The child had been accepted to the school in February 2013. Very soon, things started to go wrong: the child threw things across the room, pulled things off the tables, bite legs and hands and pulled hairs – all witnessed by her classmates who reported the incidences at home. To address parents’ concerns, the school’s headteacher wrote a collective letter to 60 parents of the child’s year group. Being described as ‘offensive and stigmatising’ by the claimants, the letter was apparently written in good faith: It introduced concerned parents to the child and its behavioural problems and pointed to the potential benefits and available techniques at place to successfully integrate the child into the school community. However, the letter expressly mentioned the child’s name, its year group and disability.
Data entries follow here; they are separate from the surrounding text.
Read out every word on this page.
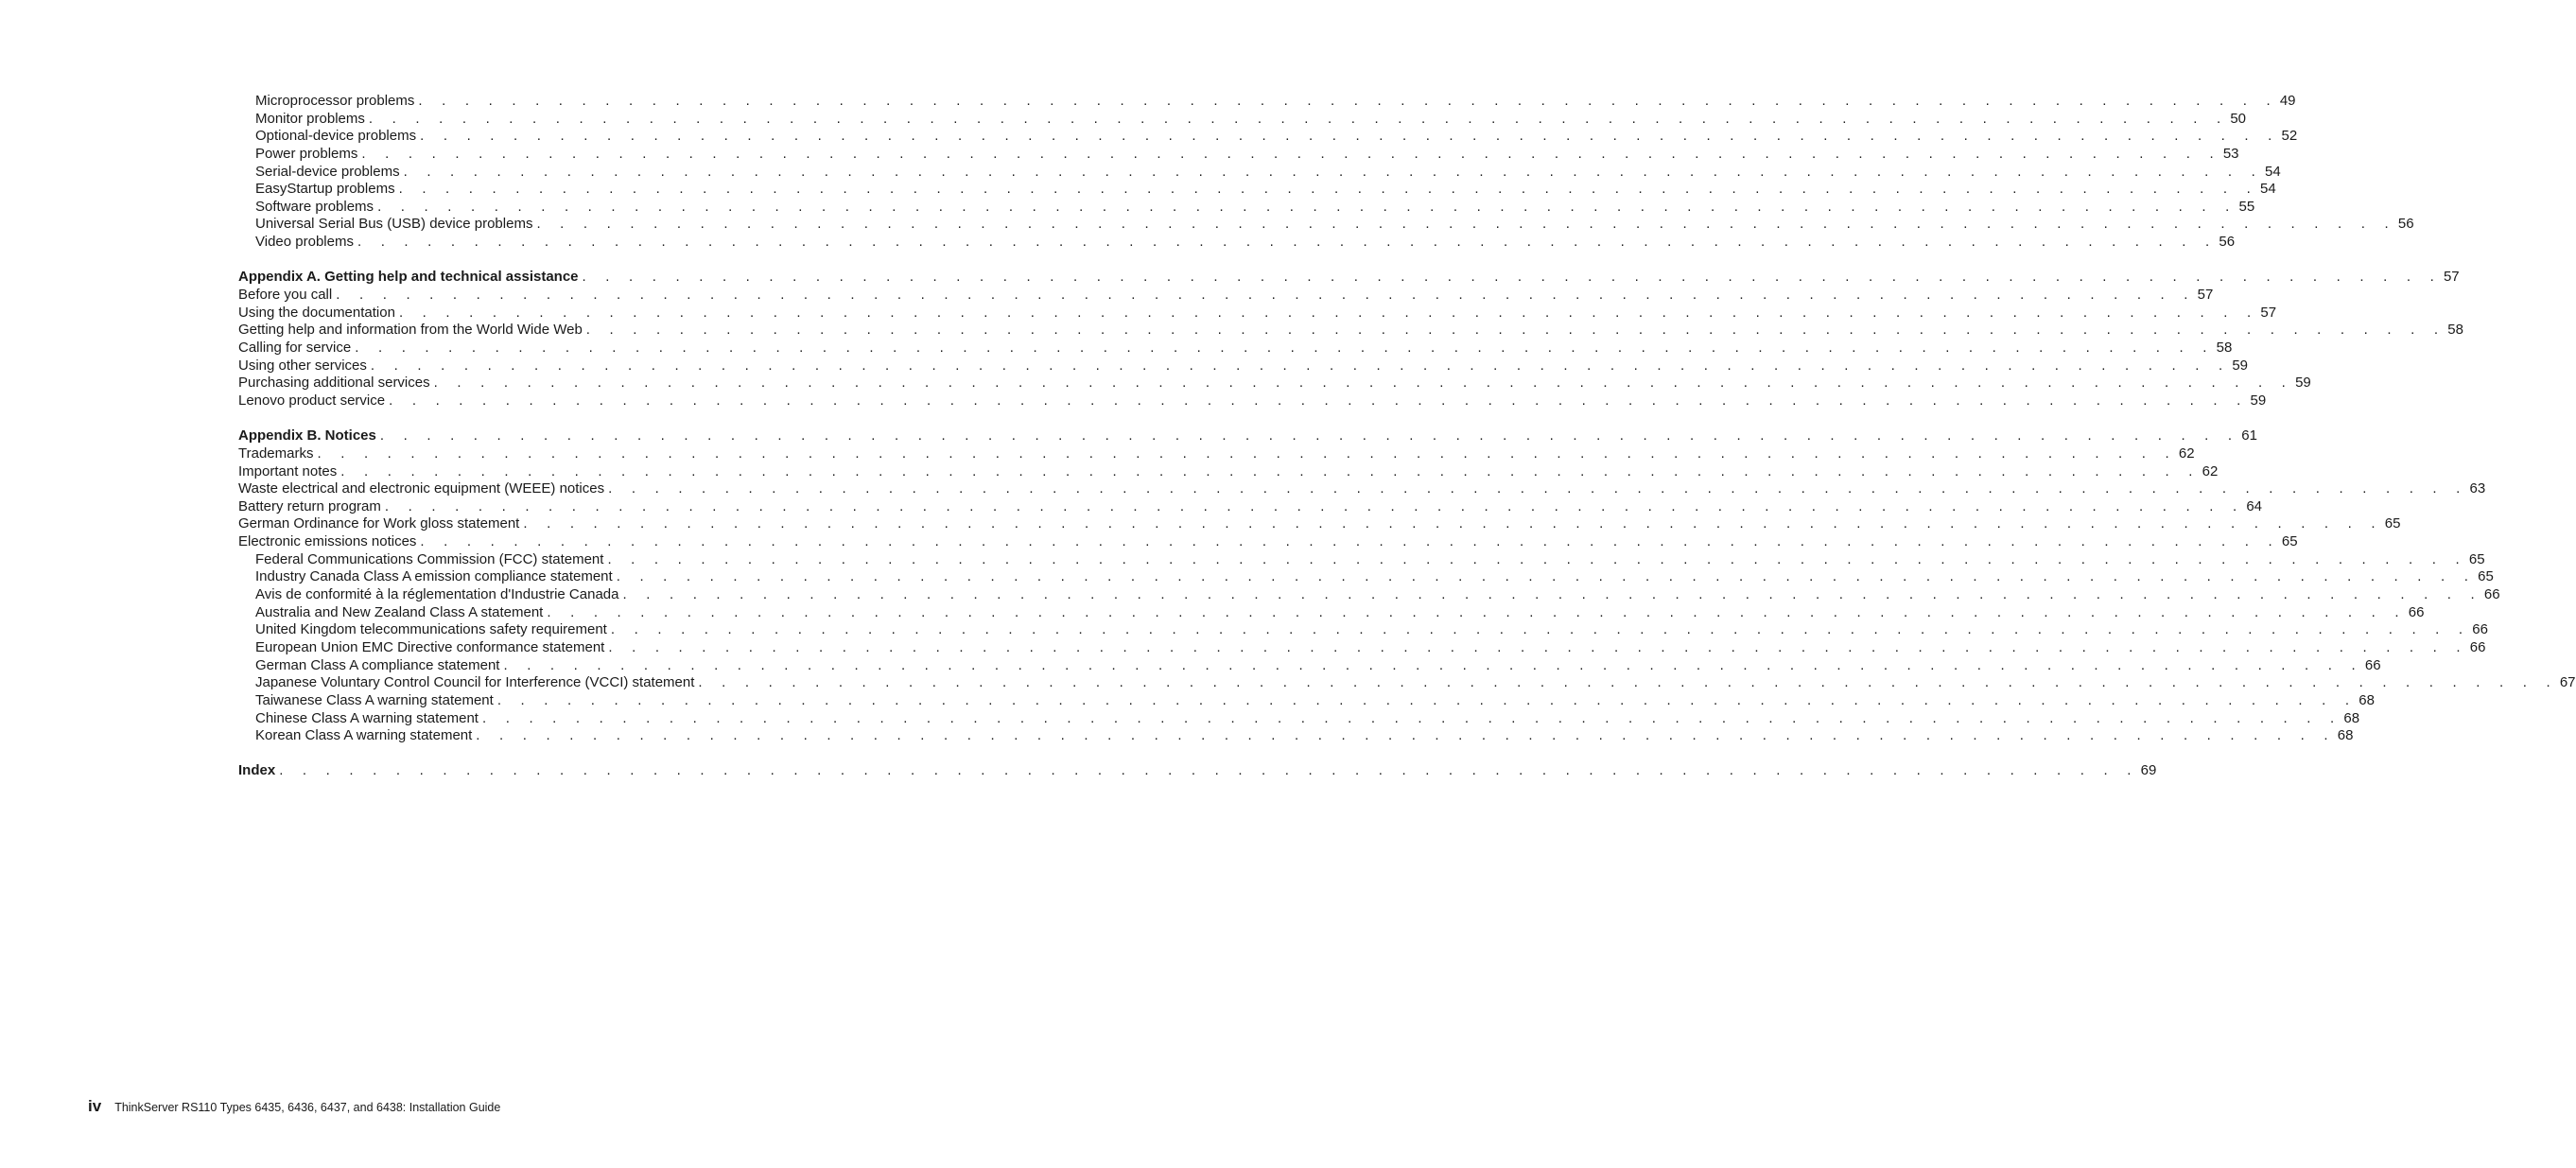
Microprocessor problems . . . . . . . . . . . . . . . . . . . . . . . . . . . . . . . . . . . . . . . . . . . . . . . . . . . . . . . . . . . . . . . . . . . . . . . . . . . . . . . . 49
Monitor problems . . . . . . . . . . . . . . . . . . . . . . . . . . . . . . . . . . . . . . . . . . . . . . . . . . . . . . . . . . . . . . . . . . . . . . . . . . . . . . . . 50
Optional-device problems . . . . . . . . . . . . . . . . . . . . . . . . . . . . . . . . . . . . . . . . . . . . . . . . . . . . . . . . . . . . . . . . . . . . . . . . . . . . . . . . 52
Power problems . . . . . . . . . . . . . . . . . . . . . . . . . . . . . . . . . . . . . . . . . . . . . . . . . . . . . . . . . . . . . . . . . . . . . . . . . . . . . . . . 53
Serial-device problems . . . . . . . . . . . . . . . . . . . . . . . . . . . . . . . . . . . . . . . . . . . . . . . . . . . . . . . . . . . . . . . . . . . . . . . . . . . . . . . . 54
EasyStartup problems . . . . . . . . . . . . . . . . . . . . . . . . . . . . . . . . . . . . . . . . . . . . . . . . . . . . . . . . . . . . . . . . . . . . . . . . . . . . . . . . 54
Software problems . . . . . . . . . . . . . . . . . . . . . . . . . . . . . . . . . . . . . . . . . . . . . . . . . . . . . . . . . . . . . . . . . . . . . . . . . . . . . . . . 55
Universal Serial Bus (USB) device problems . . . . . . . . . . . . . . . . . . . . . . . . . . . . . . . . . . . . . . . . . . . . . . . . . . . . . . . . . . . . . . . . . . . . . . . . . . . . . . . . 56
Video problems . . . . . . . . . . . . . . . . . . . . . . . . . . . . . . . . . . . . . . . . . . . . . . . . . . . . . . . . . . . . . . . . . . . . . . . . . . . . . . . . 56
Appendix A. Getting help and technical assistance . . . . . . . . . . . . . . . . . . . . . . . . . . . . . . . . . . . . . . . . . . . . . . . . . . . . . . . . . . . . . . . . . . . . . . . . . . . . . . . . 57
Before you call . . . . . . . . . . . . . . . . . . . . . . . . . . . . . . . . . . . . . . . . . . . . . . . . . . . . . . . . . . . . . . . . . . . . . . . . . . . . . . . . 57
Using the documentation . . . . . . . . . . . . . . . . . . . . . . . . . . . . . . . . . . . . . . . . . . . . . . . . . . . . . . . . . . . . . . . . . . . . . . . . . . . . . . . . 57
Getting help and information from the World Wide Web . . . . . . . . . . . . . . . . . . . . . . . . . . . . . . . . . . . . . . . . . . . . . . . . . . . . . . . . . . . . . . . . . . . . . . . . . . . . . . . . 58
Calling for service . . . . . . . . . . . . . . . . . . . . . . . . . . . . . . . . . . . . . . . . . . . . . . . . . . . . . . . . . . . . . . . . . . . . . . . . . . . . . . . . 58
Using other services . . . . . . . . . . . . . . . . . . . . . . . . . . . . . . . . . . . . . . . . . . . . . . . . . . . . . . . . . . . . . . . . . . . . . . . . . . . . . . . . 59
Purchasing additional services . . . . . . . . . . . . . . . . . . . . . . . . . . . . . . . . . . . . . . . . . . . . . . . . . . . . . . . . . . . . . . . . . . . . . . . . . . . . . . . . 59
Lenovo product service . . . . . . . . . . . . . . . . . . . . . . . . . . . . . . . . . . . . . . . . . . . . . . . . . . . . . . . . . . . . . . . . . . . . . . . . . . . . . . . . 59
Appendix B. Notices . . . . . . . . . . . . . . . . . . . . . . . . . . . . . . . . . . . . . . . . . . . . . . . . . . . . . . . . . . . . . . . . . . . . . . . . . . . . . . . . 61
Trademarks . . . . . . . . . . . . . . . . . . . . . . . . . . . . . . . . . . . . . . . . . . . . . . . . . . . . . . . . . . . . . . . . . . . . . . . . . . . . . . . . 62
Important notes . . . . . . . . . . . . . . . . . . . . . . . . . . . . . . . . . . . . . . . . . . . . . . . . . . . . . . . . . . . . . . . . . . . . . . . . . . . . . . . . 62
Waste electrical and electronic equipment (WEEE) notices . . . . . . . . . . . . . . . . . . . . . . . . . . . . . . . . . . . . . . . . . . . . . . . . . . . . . . . . . . . . . . . . . . . . . . . . . . . . . . . . 63
Battery return program . . . . . . . . . . . . . . . . . . . . . . . . . . . . . . . . . . . . . . . . . . . . . . . . . . . . . . . . . . . . . . . . . . . . . . . . . . . . . . . . 64
German Ordinance for Work gloss statement . . . . . . . . . . . . . . . . . . . . . . . . . . . . . . . . . . . . . . . . . . . . . . . . . . . . . . . . . . . . . . . . . . . . . . . . . . . . . . . . 65
Electronic emissions notices . . . . . . . . . . . . . . . . . . . . . . . . . . . . . . . . . . . . . . . . . . . . . . . . . . . . . . . . . . . . . . . . . . . . . . . . . . . . . . . . 65
Federal Communications Commission (FCC) statement . . . . . . . . . . . . . . . . . . . . . . . . . . . . . . . . . . . . . . . . . . . . . . . . . . . . . . . . . . . . . . . . . . . . . . . . . . . . . . . . 65
Industry Canada Class A emission compliance statement . . . . . . . . . . . . . . . . . . . . . . . . . . . . . . . . . . . . . . . . . . . . . . . . . . . . . . . . . . . . . . . . . . . . . . . . . . . . . . . . 65
Avis de conformité à la réglementation d'Industrie Canada . . . . . . . . . . . . . . . . . . . . . . . . . . . . . . . . . . . . . . . . . . . . . . . . . . . . . . . . . . . . . . . . . . . . . . . . . . . . . . . . 66
Australia and New Zealand Class A statement . . . . . . . . . . . . . . . . . . . . . . . . . . . . . . . . . . . . . . . . . . . . . . . . . . . . . . . . . . . . . . . . . . . . . . . . . . . . . . . . 66
United Kingdom telecommunications safety requirement . . . . . . . . . . . . . . . . . . . . . . . . . . . . . . . . . . . . . . . . . . . . . . . . . . . . . . . . . . . . . . . . . . . . . . . . . . . . . . . . 66
European Union EMC Directive conformance statement . . . . . . . . . . . . . . . . . . . . . . . . . . . . . . . . . . . . . . . . . . . . . . . . . . . . . . . . . . . . . . . . . . . . . . . . . . . . . . . . 66
German Class A compliance statement . . . . . . . . . . . . . . . . . . . . . . . . . . . . . . . . . . . . . . . . . . . . . . . . . . . . . . . . . . . . . . . . . . . . . . . . . . . . . . . . 66
Japanese Voluntary Control Council for Interference (VCCI) statement . . . . . . . . . . . . . . . . . . . . . . . . . . . . . . . . . . . . . . . . . . . . . . . . . . . . . . . . . . . . . . . . . . . . . . . . . . . . . . . . 67
Taiwanese Class A warning statement . . . . . . . . . . . . . . . . . . . . . . . . . . . . . . . . . . . . . . . . . . . . . . . . . . . . . . . . . . . . . . . . . . . . . . . . . . . . . . . . 68
Chinese Class A warning statement . . . . . . . . . . . . . . . . . . . . . . . . . . . . . . . . . . . . . . . . . . . . . . . . . . . . . . . . . . . . . . . . . . . . . . . . . . . . . . . . 68
Korean Class A warning statement . . . . . . . . . . . . . . . . . . . . . . . . . . . . . . . . . . . . . . . . . . . . . . . . . . . . . . . . . . . . . . . . . . . . . . . . . . . . . . . . 68
Index . . . . . . . . . . . . . . . . . . . . . . . . . . . . . . . . . . . . . . . . . . . . . . . . . . . . . . . . . . . . . . . . . . . . . . . . . . . . . . . . 69
iv ThinkServer RS110 Types 6435, 6436, 6437, and 6438: Installation Guide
It therefore not only resulted in a successful disability discrimination claim at the First-Tier (Special Needs and Education) Tribunal in 2014, but also in the above-mentioned recent proceedings.
The mother’s key argument was that she had not consented to the letter. There was even evidence that she was particularly conscious about her child’s privacy when, unlike other parents, she refused to allow the child’s photograph or name to be used by this particular and a subsequent school. Consent, however, is crucial to the processing of sensitive data under the DPA 1998. Information about the child’s disability amounted to the disclosure of sensitive data and disclosed without consent was in breach of the first data protection principle of the DPA 1998. The principle which requires that data shall be processed fairly and lawfully also forms part of the GDPR in an extended form – by adding transparency to the its requirements. It is therefore likely that ST (A Minor) will be applicable under future data protection regulation.
This is not the first case that addresses the risks of data collection and its potentially harmful impacts on family lives. For the quantification of damages, the High Court in in St (A Minor) applied TLT and Others v The Secretary of State for the Home Department and Another. In this case from 2016 asylum seekers whose private information had accidentally been posted on a Home Office’s website were awarded damages for loss of control over their asylum seekers’ information and for the impact of the data breaches on each of them. The incidence, related to the collection of key data in family return processes, caused unpleasant shocks, anxieties, and psychological and psychiatric injuries of various degrees on two families from Iran and Pakistan and two mothers and their children from Albania and Sri Lanka.
Returning back to St (A Minor) v Primary School, the QC Hill declared that the school had breached the claimants’ rights under Article 8 and 14 HRA, but did not award damages. Likewise, no compensation was awarded to the child for breach of the DPA 1998, as damages must relate to the harm caused: At the time the child had not known about the sending of the letter and therefore not suffered any related distress. Instead, the school was ordered to pay £ 1,500 and £3000 damages to child and mother respectively under the tort of misuse of personal information.
Which, in light of current legal uncertainties and complexities around data protection and privacy, brings the case back into the realm of responsible and conscious management of relationships between organisations and individuals, data controllers and data subjects; preventive actions and therefore – new joys of data protection?